We may share data with:

  • Healthcare professionals involved in your care.

  • Pharmacies dispensing your medication.

  • Regulators (CQC, GMC, MHRA, ICO) where legally required.

  • Trusted service providers (including cloud hosting providers, AI processing infrastructure, IT support services, secure email providers, and payment systems).

  • We do not sell personal data.


International transfers

If data is transferred outside the UK/EEA, safeguards such as adequacy regulations or contractual clauses are used.


Data retention

  • Medical records: kept for at least 8 years (per NHS/GMC requirements).

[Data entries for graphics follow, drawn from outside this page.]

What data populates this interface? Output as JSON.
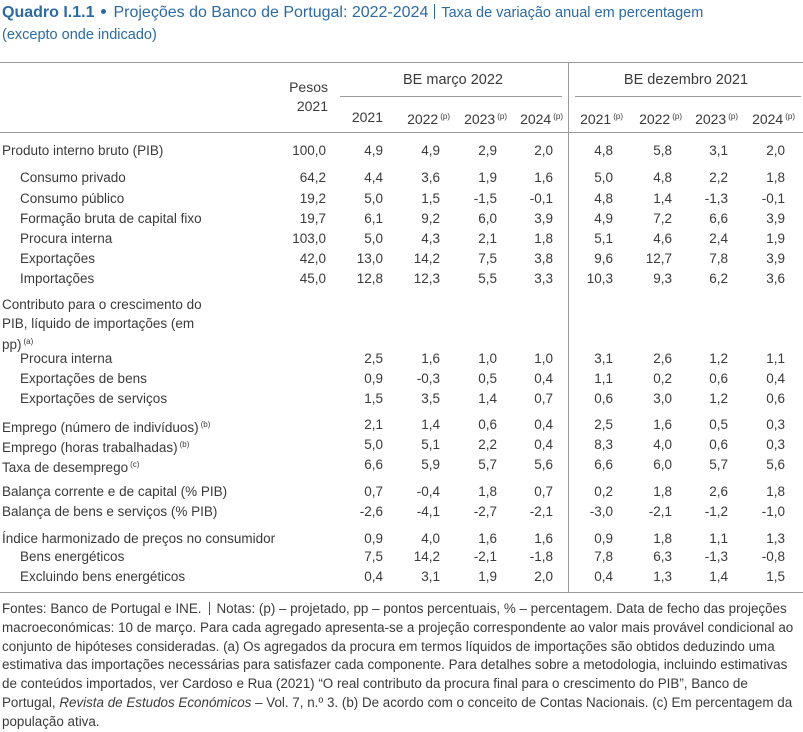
{
  "header": {
    "label": "Quadro I.1.1",
    "title": "Projeções do Banco de Portugal: 2022-2024",
    "subtitle": "Taxa de variação anual em percentagem (excepto onde indicado)"
  },
  "table": {
    "weight_header": "Pesos 2021",
    "groups": [
      {
        "label": "BE março 2022",
        "years": [
          {
            "year": "2021"
          },
          {
            "year": "2022",
            "note": "(p)"
          },
          {
            "year": "2023",
            "note": "(p)"
          },
          {
            "year": "2024",
            "note": "(p)"
          }
        ]
      },
      {
        "label": "BE dezembro 2021",
        "years": [
          {
            "year": "2021",
            "note": "(p)"
          },
          {
            "year": "2022",
            "note": "(p)"
          },
          {
            "year": "2023",
            "note": "(p)"
          },
          {
            "year": "2024",
            "note": "(p)"
          }
        ]
      }
    ],
    "sections": [
      {
        "rows": [
          {
            "label": "Produto interno bruto (PIB)",
            "weight": "100,0",
            "values": [
              "4,9",
              "4,9",
              "2,9",
              "2,0",
              "4,8",
              "5,8",
              "3,1",
              "2,0"
            ]
          },
          {
            "label": "Consumo privado",
            "indent": true,
            "weight": "64,2",
            "values": [
              "4,4",
              "3,6",
              "1,9",
              "1,6",
              "5,0",
              "4,8",
              "2,2",
              "1,8"
            ]
          },
          {
            "label": "Consumo público",
            "indent": true,
            "weight": "19,2",
            "values": [
              "5,0",
              "1,5",
              "-1,5",
              "-0,1",
              "4,8",
              "1,4",
              "-1,3",
              "-0,1"
            ]
          },
          {
            "label": "Formação bruta de capital fixo",
            "indent": true,
            "weight": "19,7",
            "values": [
              "6,1",
              "9,2",
              "6,0",
              "3,9",
              "4,9",
              "7,2",
              "6,6",
              "3,9"
            ]
          },
          {
            "label": "Procura interna",
            "indent": true,
            "weight": "103,0",
            "values": [
              "5,0",
              "4,3",
              "2,1",
              "1,8",
              "5,1",
              "4,6",
              "2,4",
              "1,9"
            ]
          },
          {
            "label": "Exportações",
            "indent": true,
            "weight": "42,0",
            "values": [
              "13,0",
              "14,2",
              "7,5",
              "3,8",
              "9,6",
              "12,7",
              "7,8",
              "3,9"
            ]
          },
          {
            "label": "Importações",
            "indent": true,
            "weight": "45,0",
            "values": [
              "12,8",
              "12,3",
              "5,5",
              "3,3",
              "10,3",
              "9,3",
              "6,2",
              "3,6"
            ]
          }
        ]
      },
      {
        "heading": "Contributo para o crescimento do PIB, líquido de importações (em pp)",
        "heading_note": "(a)",
        "rows": [
          {
            "label": "Procura interna",
            "indent": true,
            "values": [
              "2,5",
              "1,6",
              "1,0",
              "1,0",
              "3,1",
              "2,6",
              "1,2",
              "1,1"
            ]
          },
          {
            "label": "Exportações de bens",
            "indent": true,
            "values": [
              "0,9",
              "-0,3",
              "0,5",
              "0,4",
              "1,1",
              "0,2",
              "0,6",
              "0,4"
            ]
          },
          {
            "label": "Exportações de serviços",
            "indent": true,
            "values": [
              "1,5",
              "3,5",
              "1,4",
              "0,7",
              "0,6",
              "3,0",
              "1,2",
              "0,6"
            ]
          }
        ]
      },
      {
        "rows": [
          {
            "label": "Emprego (número de indivíduos)",
            "note": "(b)",
            "values": [
              "2,1",
              "1,4",
              "0,6",
              "0,4",
              "2,5",
              "1,6",
              "0,5",
              "0,3"
            ]
          },
          {
            "label": "Emprego (horas trabalhadas)",
            "note": "(b)",
            "values": [
              "5,0",
              "5,1",
              "2,2",
              "0,4",
              "8,3",
              "4,0",
              "0,6",
              "0,3"
            ]
          },
          {
            "label": "Taxa de desemprego",
            "note": "(c)",
            "values": [
              "6,6",
              "5,9",
              "5,7",
              "5,6",
              "6,6",
              "6,0",
              "5,7",
              "5,6"
            ]
          }
        ]
      },
      {
        "rows": [
          {
            "label": "Balança corrente e de capital (% PIB)",
            "values": [
              "0,7",
              "-0,4",
              "1,8",
              "0,7",
              "0,2",
              "1,8",
              "2,6",
              "1,8"
            ]
          },
          {
            "label": "Balança de bens e serviços (% PIB)",
            "values": [
              "-2,6",
              "-4,1",
              "-2,7",
              "-2,1",
              "-3,0",
              "-2,1",
              "-1,2",
              "-1,0"
            ]
          }
        ]
      },
      {
        "rows": [
          {
            "label": "Índice harmonizado de preços no consumidor",
            "values": [
              "0,9",
              "4,0",
              "1,6",
              "1,6",
              "0,9",
              "1,8",
              "1,1",
              "1,3"
            ]
          },
          {
            "label": "Bens energéticos",
            "indent": true,
            "values": [
              "7,5",
              "14,2",
              "-2,1",
              "-1,8",
              "7,8",
              "6,3",
              "-1,3",
              "-0,8"
            ]
          },
          {
            "label": "Excluindo bens energéticos",
            "indent": true,
            "values": [
              "0,4",
              "3,1",
              "1,9",
              "2,0",
              "0,4",
              "1,3",
              "1,4",
              "1,5"
            ]
          }
        ]
      }
    ]
  },
  "footer": {
    "sources": "Fontes: Banco de Portugal e INE.",
    "notes_before": "Notas: (p) – projetado, pp – pontos percentuais, % – percentagem. Data de fecho das projeções macroeconómicas: 10 de março. Para cada agregado apresenta-se a projeção correspondente ao valor mais provável condicional ao conjunto de hipóteses consideradas. (a) Os agregados da procura em termos líquidos de importações são obtidos deduzindo uma estimativa das importações necessárias para satisfazer cada componente. Para detalhes sobre a metodologia, incluindo estimativas de conteúdos importados, ver Cardoso e Rua (2021) “O real contributo da procura final para o crescimento do PIB”, Banco de Portugal, ",
    "journal": "Revista de Estudos Económicos",
    "notes_after": " – Vol. 7, n.º 3. (b) De acordo com o conceito de Contas Nacionais. (c) Em percentagem da população ativa."
  }
}
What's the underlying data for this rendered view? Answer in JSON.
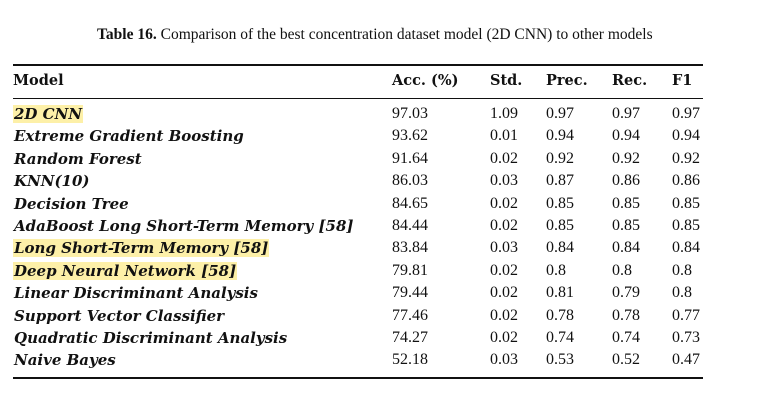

  • Other data: retained only as long as necessary.


Data security

  • Encrypted storage and secure servers.

  • Strict access controls.

  • Regular audits and monitoring.


Your rights

You can:

  • Access your data.

  • Request corrections.

  • Request erasure (where legally possible).

  • Restrict or object to processing.

  • Request data portability.

  • Withdraw consent.

To exercise these rights, contact privacy@indra.clinic.


Complaints

If you are dissatisfied, you can complain to the Information Commissioner’s Office (ICO): www.ico.org.uk


Updates

We may update this Privacy Policy occasionally. The latest version will always be published on our website.